Relaxin structure. Quasi allosteric effect of the NH2-terminal A-chain helix.


The NH2-terminal heptapeptide in the relaxin A-chain (Arg-Met-Thr-Leu-Ser-Glu-Lys) has been replaced by chemical means with three different helix-promoting peptides (Arg-Met-Ala-Ala-Ala-Ala-Ala-Ala-Ala-Ala-Ala-Ala, and the insulin segment Gly-Ile-Val-Glu-Gln). The partially protected NH2 terminally shortened relaxin derivative (N epsilon A16,N epsilon B8-bis(methyl-sulfonylethyloxycarbonyl)des-ArgA1,MetA2 , ThrA3,LeuA4,SerA5,GluA6,LysA7-B29-relaxin) has been prepared by a combination of cyanogen bromide digestion and Edman degradation of the epsilon-amino-protected derivative followed by mixed anhydride coupling with the synthetic peptides.

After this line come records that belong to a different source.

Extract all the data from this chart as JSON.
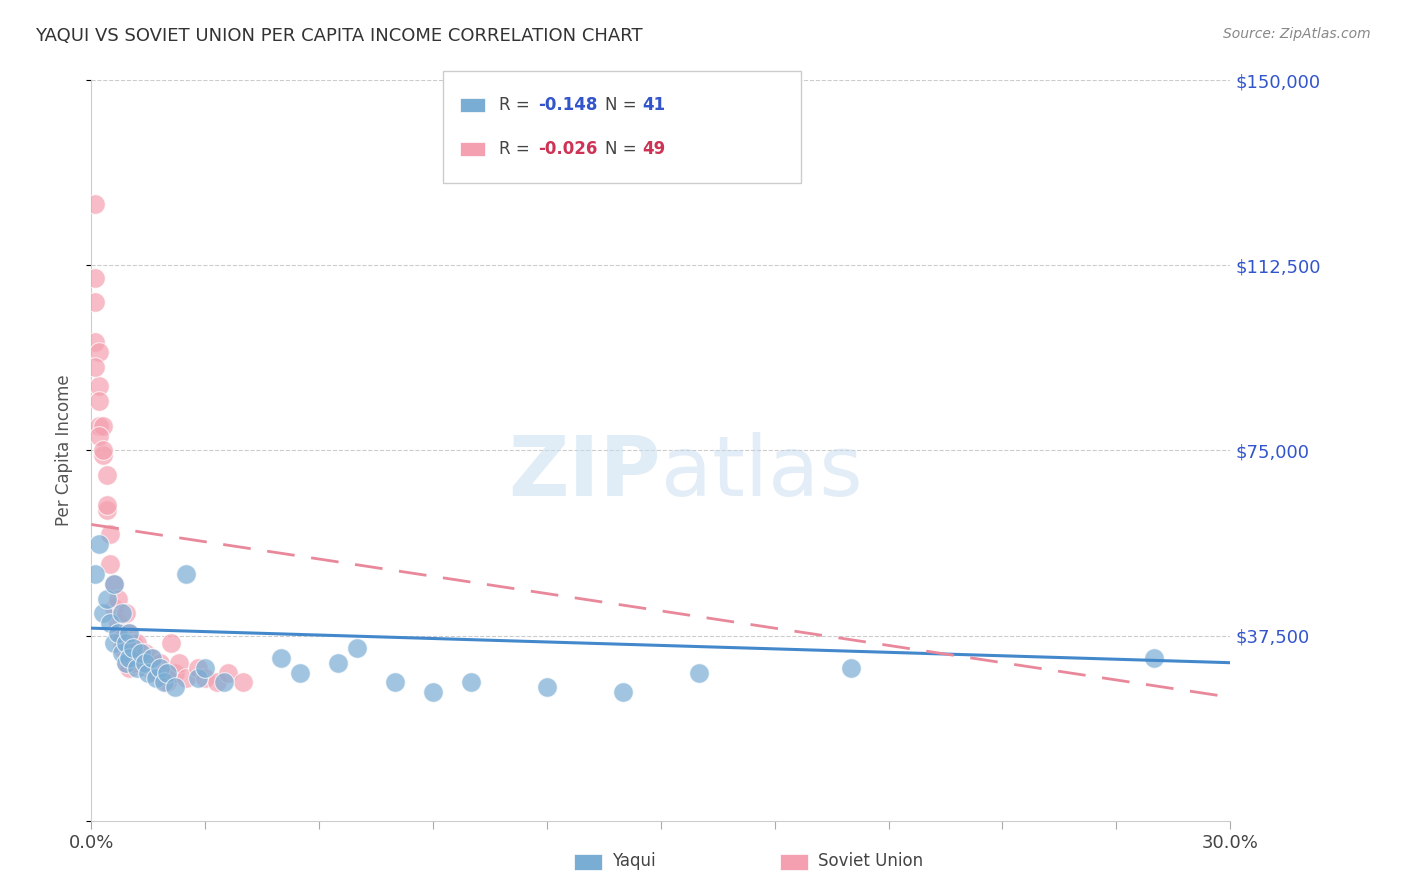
{
  "title": "YAQUI VS SOVIET UNION PER CAPITA INCOME CORRELATION CHART",
  "source": "Source: ZipAtlas.com",
  "ylabel": "Per Capita Income",
  "xlim": [
    0.0,
    0.3
  ],
  "ylim": [
    0,
    150000
  ],
  "yticks": [
    0,
    37500,
    75000,
    112500,
    150000
  ],
  "ytick_labels": [
    "",
    "$37,500",
    "$75,000",
    "$112,500",
    "$150,000"
  ],
  "background_color": "#ffffff",
  "blue_color": "#7aadd4",
  "pink_color": "#f4a0b0",
  "blue_line_color": "#4488cc",
  "pink_line_color": "#e8889a",
  "yaqui_x": [
    0.001,
    0.002,
    0.003,
    0.004,
    0.005,
    0.006,
    0.006,
    0.007,
    0.008,
    0.008,
    0.009,
    0.009,
    0.01,
    0.01,
    0.011,
    0.012,
    0.013,
    0.014,
    0.015,
    0.016,
    0.017,
    0.018,
    0.019,
    0.02,
    0.022,
    0.025,
    0.028,
    0.03,
    0.035,
    0.05,
    0.055,
    0.065,
    0.07,
    0.08,
    0.09,
    0.1,
    0.12,
    0.14,
    0.16,
    0.2,
    0.28
  ],
  "yaqui_y": [
    50000,
    56000,
    42000,
    45000,
    40000,
    48000,
    36000,
    38000,
    42000,
    34000,
    36000,
    32000,
    38000,
    33000,
    35000,
    31000,
    34000,
    32000,
    30000,
    33000,
    29000,
    31000,
    28000,
    30000,
    27000,
    50000,
    29000,
    31000,
    28000,
    33000,
    30000,
    32000,
    35000,
    28000,
    26000,
    28000,
    27000,
    26000,
    30000,
    31000,
    33000
  ],
  "soviet_x": [
    0.001,
    0.001,
    0.001,
    0.002,
    0.002,
    0.002,
    0.003,
    0.003,
    0.004,
    0.004,
    0.005,
    0.005,
    0.006,
    0.006,
    0.007,
    0.007,
    0.007,
    0.008,
    0.008,
    0.009,
    0.009,
    0.01,
    0.01,
    0.011,
    0.011,
    0.012,
    0.013,
    0.014,
    0.015,
    0.016,
    0.017,
    0.018,
    0.019,
    0.02,
    0.021,
    0.022,
    0.023,
    0.025,
    0.028,
    0.03,
    0.033,
    0.036,
    0.04,
    0.001,
    0.001,
    0.002,
    0.002,
    0.003,
    0.004
  ],
  "soviet_y": [
    125000,
    110000,
    97000,
    95000,
    88000,
    80000,
    80000,
    74000,
    70000,
    63000,
    58000,
    52000,
    48000,
    43000,
    45000,
    40000,
    38000,
    37000,
    35000,
    42000,
    32000,
    38000,
    31000,
    36000,
    32000,
    36000,
    33000,
    34000,
    31000,
    33000,
    30000,
    32000,
    30000,
    28000,
    36000,
    30000,
    32000,
    29000,
    31000,
    29000,
    28000,
    30000,
    28000,
    105000,
    92000,
    85000,
    78000,
    75000,
    64000
  ],
  "yaqui_trend_x": [
    0.0,
    0.3
  ],
  "yaqui_trend_y": [
    39000,
    32000
  ],
  "soviet_trend_x": [
    0.0,
    0.3
  ],
  "soviet_trend_y": [
    60000,
    25000
  ]
}
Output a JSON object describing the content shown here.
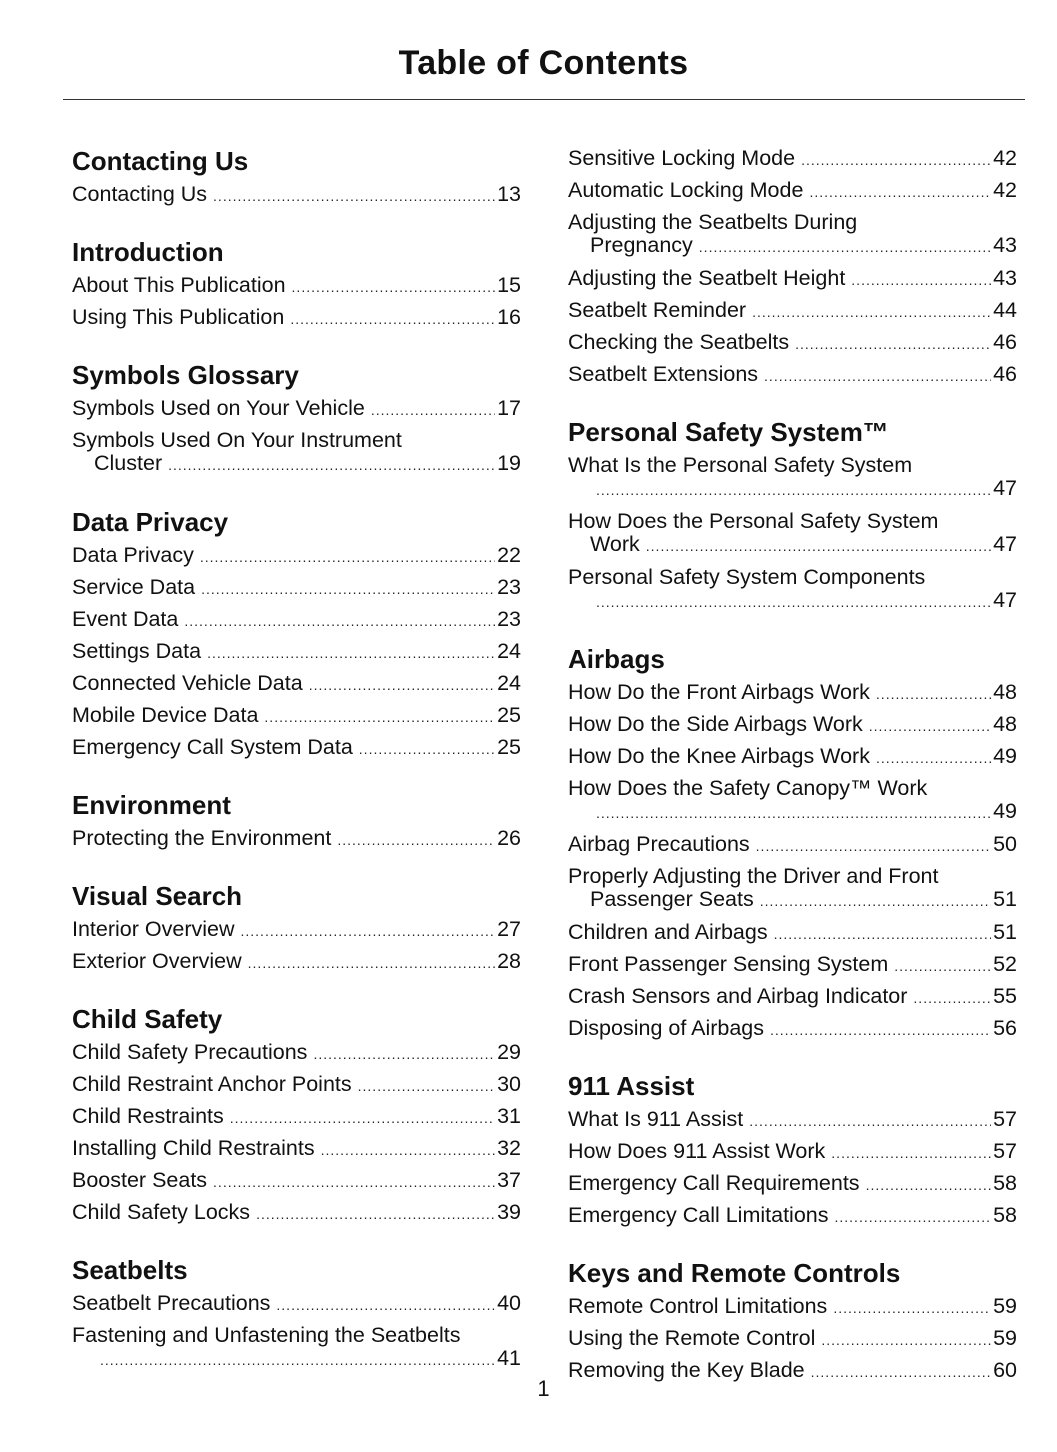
{
  "title": "Table of Contents",
  "page_number": "1",
  "columns": [
    [
      {
        "heading": "Contacting Us",
        "entries": [
          {
            "title": "Contacting Us",
            "page": "13"
          }
        ]
      },
      {
        "heading": "Introduction",
        "entries": [
          {
            "title": "About This Publication",
            "page": "15"
          },
          {
            "title": "Using This Publication",
            "page": "16"
          }
        ]
      },
      {
        "heading": "Symbols Glossary",
        "entries": [
          {
            "title": "Symbols Used on Your Vehicle",
            "page": "17"
          },
          {
            "title": "Symbols Used On Your Instrument",
            "title_cont": "Cluster",
            "page": "19"
          }
        ]
      },
      {
        "heading": "Data Privacy",
        "entries": [
          {
            "title": "Data Privacy",
            "page": "22"
          },
          {
            "title": "Service Data",
            "page": "23"
          },
          {
            "title": "Event Data",
            "page": "23"
          },
          {
            "title": "Settings Data",
            "page": "24"
          },
          {
            "title": "Connected Vehicle Data",
            "page": "24"
          },
          {
            "title": "Mobile Device Data",
            "page": "25"
          },
          {
            "title": "Emergency Call System Data",
            "page": "25"
          }
        ]
      },
      {
        "heading": "Environment",
        "entries": [
          {
            "title": "Protecting the Environment",
            "page": "26"
          }
        ]
      },
      {
        "heading": "Visual Search",
        "entries": [
          {
            "title": "Interior Overview",
            "page": "27"
          },
          {
            "title": "Exterior Overview",
            "page": "28"
          }
        ]
      },
      {
        "heading": "Child Safety",
        "entries": [
          {
            "title": "Child Safety Precautions",
            "page": "29"
          },
          {
            "title": "Child Restraint Anchor Points",
            "page": "30"
          },
          {
            "title": "Child Restraints",
            "page": "31"
          },
          {
            "title": "Installing Child Restraints",
            "page": "32"
          },
          {
            "title": "Booster Seats",
            "page": "37"
          },
          {
            "title": "Child Safety Locks",
            "page": "39"
          }
        ]
      },
      {
        "heading": "Seatbelts",
        "entries": [
          {
            "title": "Seatbelt Precautions",
            "page": "40"
          },
          {
            "title": "Fastening and Unfastening the Seatbelts",
            "title_cont": "",
            "page": "41"
          }
        ]
      }
    ],
    [
      {
        "heading": "",
        "entries": [
          {
            "title": "Sensitive Locking Mode",
            "page": "42"
          },
          {
            "title": "Automatic Locking Mode",
            "page": "42"
          },
          {
            "title": "Adjusting the Seatbelts During",
            "title_cont": "Pregnancy",
            "page": "43"
          },
          {
            "title": "Adjusting the Seatbelt Height",
            "page": "43"
          },
          {
            "title": "Seatbelt Reminder",
            "page": "44"
          },
          {
            "title": "Checking the Seatbelts",
            "page": "46"
          },
          {
            "title": "Seatbelt Extensions",
            "page": "46"
          }
        ]
      },
      {
        "heading": "Personal Safety System™",
        "entries": [
          {
            "title": "What Is the Personal Safety System",
            "title_cont": "",
            "page": "47"
          },
          {
            "title": "How Does the Personal Safety System",
            "title_cont": "Work",
            "page": "47"
          },
          {
            "title": "Personal Safety System Components",
            "title_cont": "",
            "page": "47"
          }
        ]
      },
      {
        "heading": "Airbags",
        "entries": [
          {
            "title": "How Do the Front Airbags Work",
            "page": "48"
          },
          {
            "title": "How Do the Side Airbags Work",
            "page": "48"
          },
          {
            "title": "How Do the Knee Airbags Work",
            "page": "49"
          },
          {
            "title": "How Does the Safety Canopy™ Work",
            "title_cont": "",
            "page": "49"
          },
          {
            "title": "Airbag Precautions",
            "page": "50"
          },
          {
            "title": "Properly Adjusting the Driver and Front",
            "title_cont": "Passenger Seats",
            "page": "51"
          },
          {
            "title": "Children and Airbags",
            "page": "51"
          },
          {
            "title": "Front Passenger Sensing System",
            "page": "52"
          },
          {
            "title": "Crash Sensors and Airbag Indicator",
            "page": "55"
          },
          {
            "title": "Disposing of Airbags",
            "page": "56"
          }
        ]
      },
      {
        "heading": "911 Assist",
        "entries": [
          {
            "title": "What Is 911 Assist",
            "page": "57"
          },
          {
            "title": "How Does 911 Assist Work",
            "page": "57"
          },
          {
            "title": "Emergency Call Requirements",
            "page": "58"
          },
          {
            "title": "Emergency Call Limitations",
            "page": "58"
          }
        ]
      },
      {
        "heading": "Keys and Remote Controls",
        "entries": [
          {
            "title": "Remote Control Limitations",
            "page": "59"
          },
          {
            "title": "Using the Remote Control",
            "page": "59"
          },
          {
            "title": "Removing the Key Blade",
            "page": "60"
          }
        ]
      }
    ]
  ]
}
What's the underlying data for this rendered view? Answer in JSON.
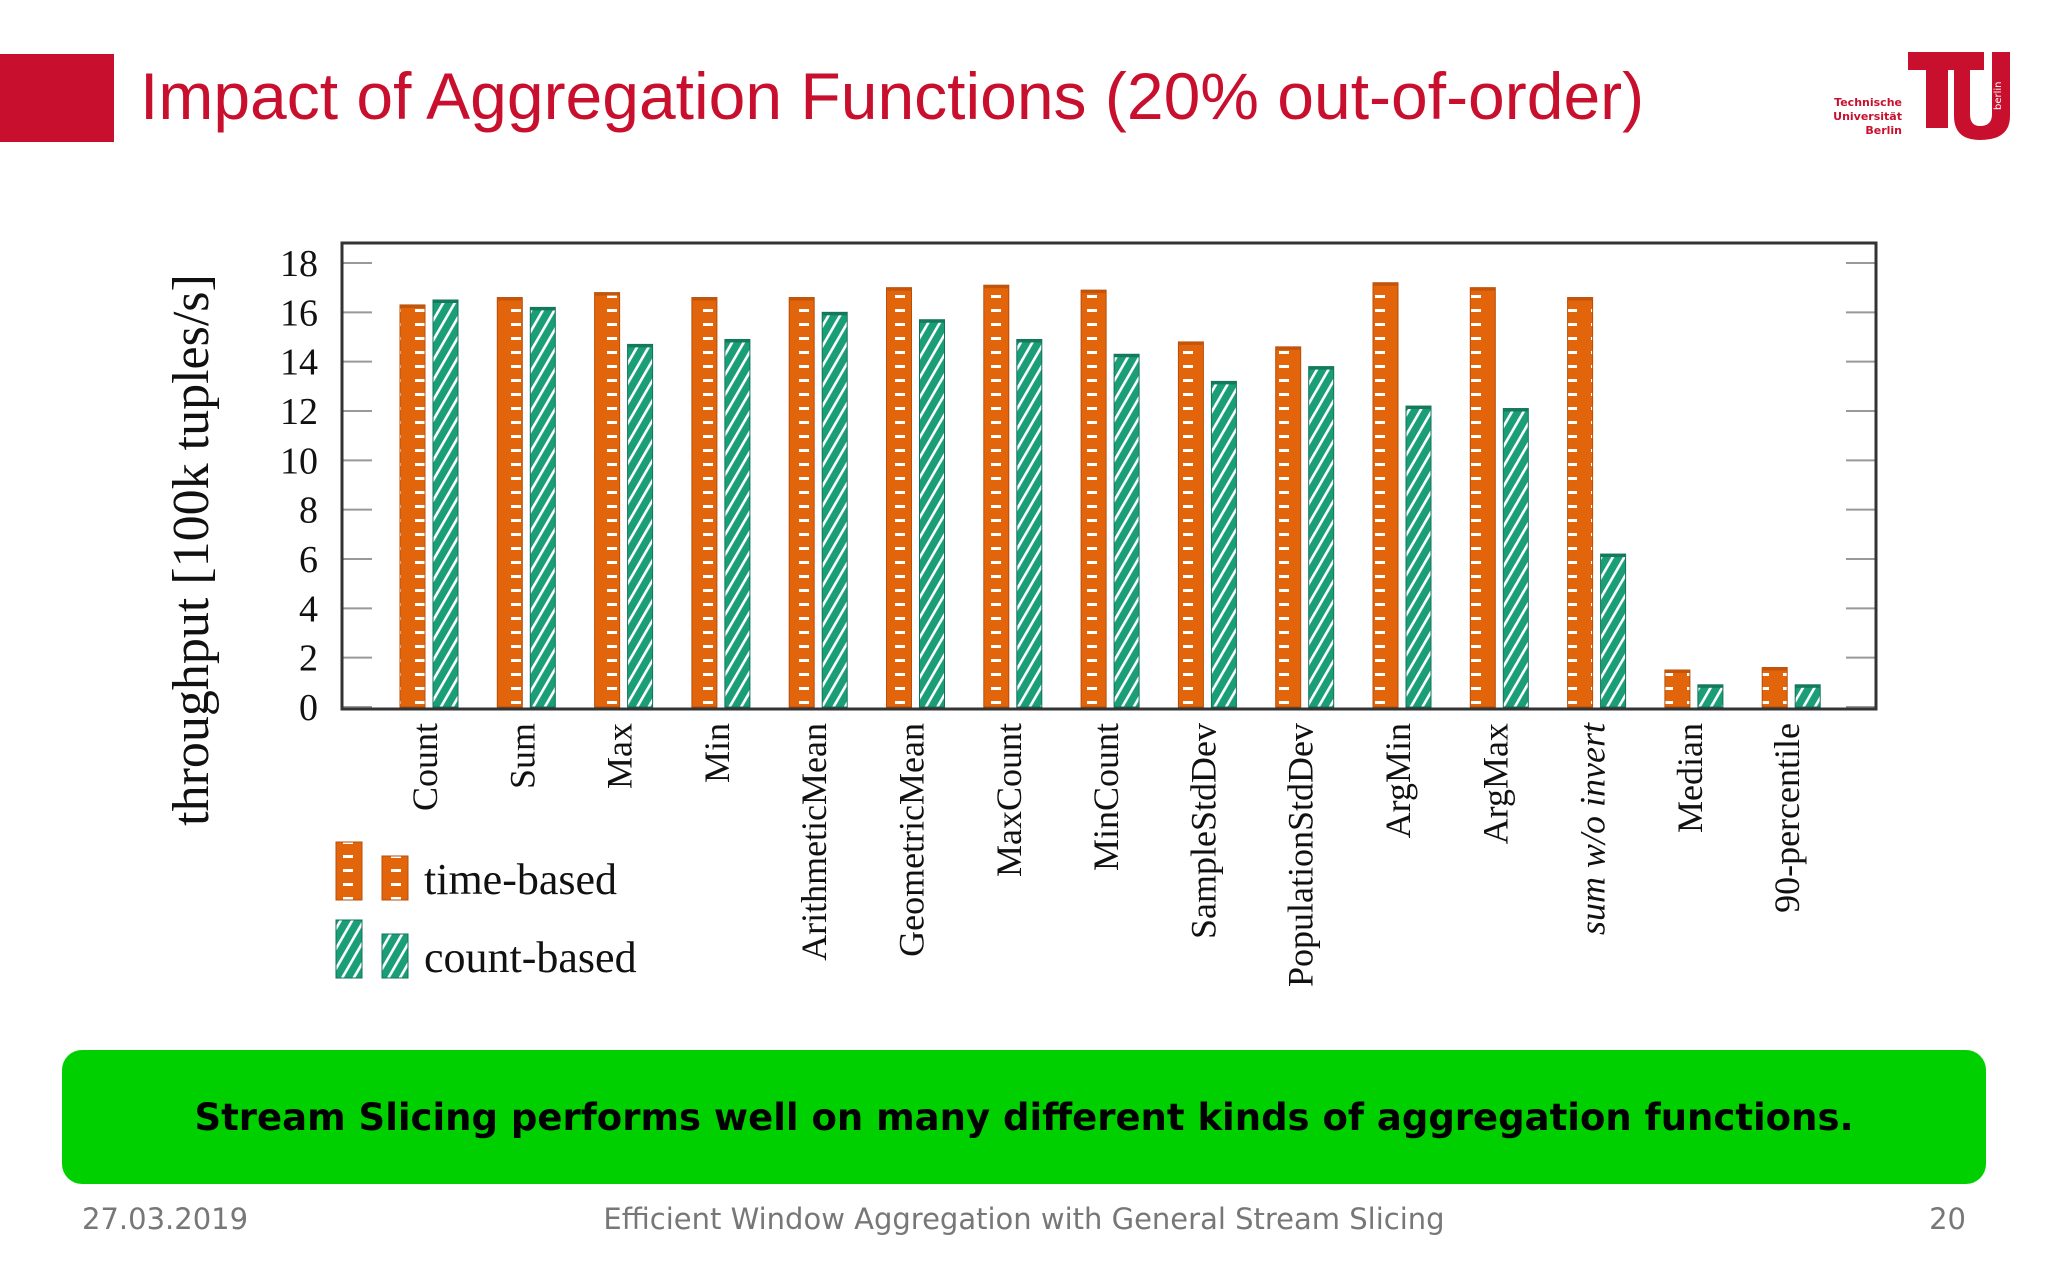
{
  "slide": {
    "title": "Impact of Aggregation Functions (20% out-of-order)",
    "banner": "Stream Slicing performs well on many different kinds of aggregation functions.",
    "footer": {
      "date": "27.03.2019",
      "center": "Efficient Window Aggregation with General Stream Slicing",
      "page": "20"
    },
    "logo": {
      "line1": "Technische",
      "line2": "Universität",
      "line3": "Berlin",
      "side": "berlin",
      "color": "#c8102e"
    },
    "banner_color": "#00d000",
    "accent_color": "#c8102e"
  },
  "chart_data": {
    "type": "bar",
    "title": "",
    "xlabel": "",
    "ylabel": "throughput [100k tuples/s]",
    "ylim": [
      0,
      18
    ],
    "yticks": [
      "0",
      "2",
      "4",
      "6",
      "8",
      "10",
      "12",
      "14",
      "16",
      "18"
    ],
    "grid": false,
    "legend_placement": "bottom-left, below x-axis",
    "categories": [
      "Count",
      "Sum",
      "Max",
      "Min",
      "ArithmeticMean",
      "GeometricMean",
      "MaxCount",
      "MinCount",
      "SampleStdDev",
      "PopulationStdDev",
      "ArgMin",
      "ArgMax",
      "sum w/o invert",
      "Median",
      "90-percentile"
    ],
    "series": [
      {
        "name": "time-based",
        "color": "#e2650c",
        "pattern": "horizontal-dashes",
        "values": [
          16.3,
          16.6,
          16.8,
          16.6,
          16.6,
          17.0,
          17.1,
          16.9,
          14.8,
          14.6,
          17.2,
          17.0,
          16.6,
          1.5,
          1.6
        ]
      },
      {
        "name": "count-based",
        "color": "#1a9e77",
        "pattern": "diagonal-hatch",
        "values": [
          16.5,
          16.2,
          14.7,
          14.9,
          16.0,
          15.7,
          14.9,
          14.3,
          13.2,
          13.8,
          12.2,
          12.1,
          6.2,
          0.9,
          0.9
        ]
      }
    ]
  }
}
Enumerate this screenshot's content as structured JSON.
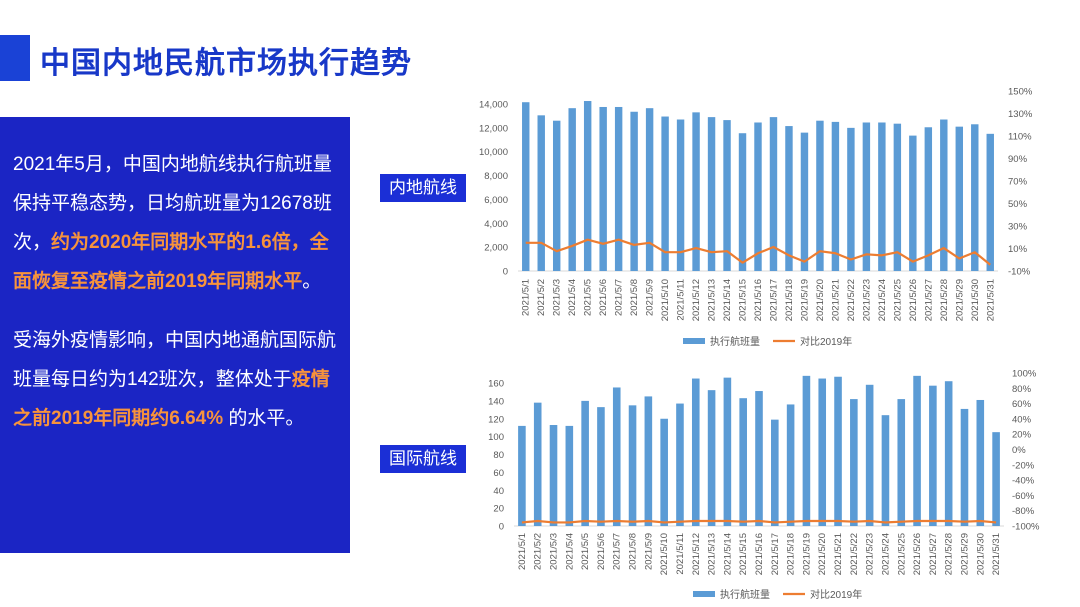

All three derivatives have been isolated and purified by high performance liquid chromatography. Whole relaxins shortened at the NH2 terminus of the A-chain by 4 or more amino acid residues are biologically inactive in the mouse pubic symphysis assay (Büllesbach, E. E., and Schwabe, C. (1986) Biochemistry 25, 5998-6004). The introduction of the artificial peptides causes significant biological activity to reappear (about 30%). The loss of structural integrity of relaxins shortened by 4 or more residues of the A-chain NH2 terminus as observed by circular dichroism spectroscopy is largely reversed by the addition of the synthetic peptides. Our results suggest that no single amino acid in the NH2-terminal region of the A-chain is functionally important but that the presence of a helix is required for biological activity.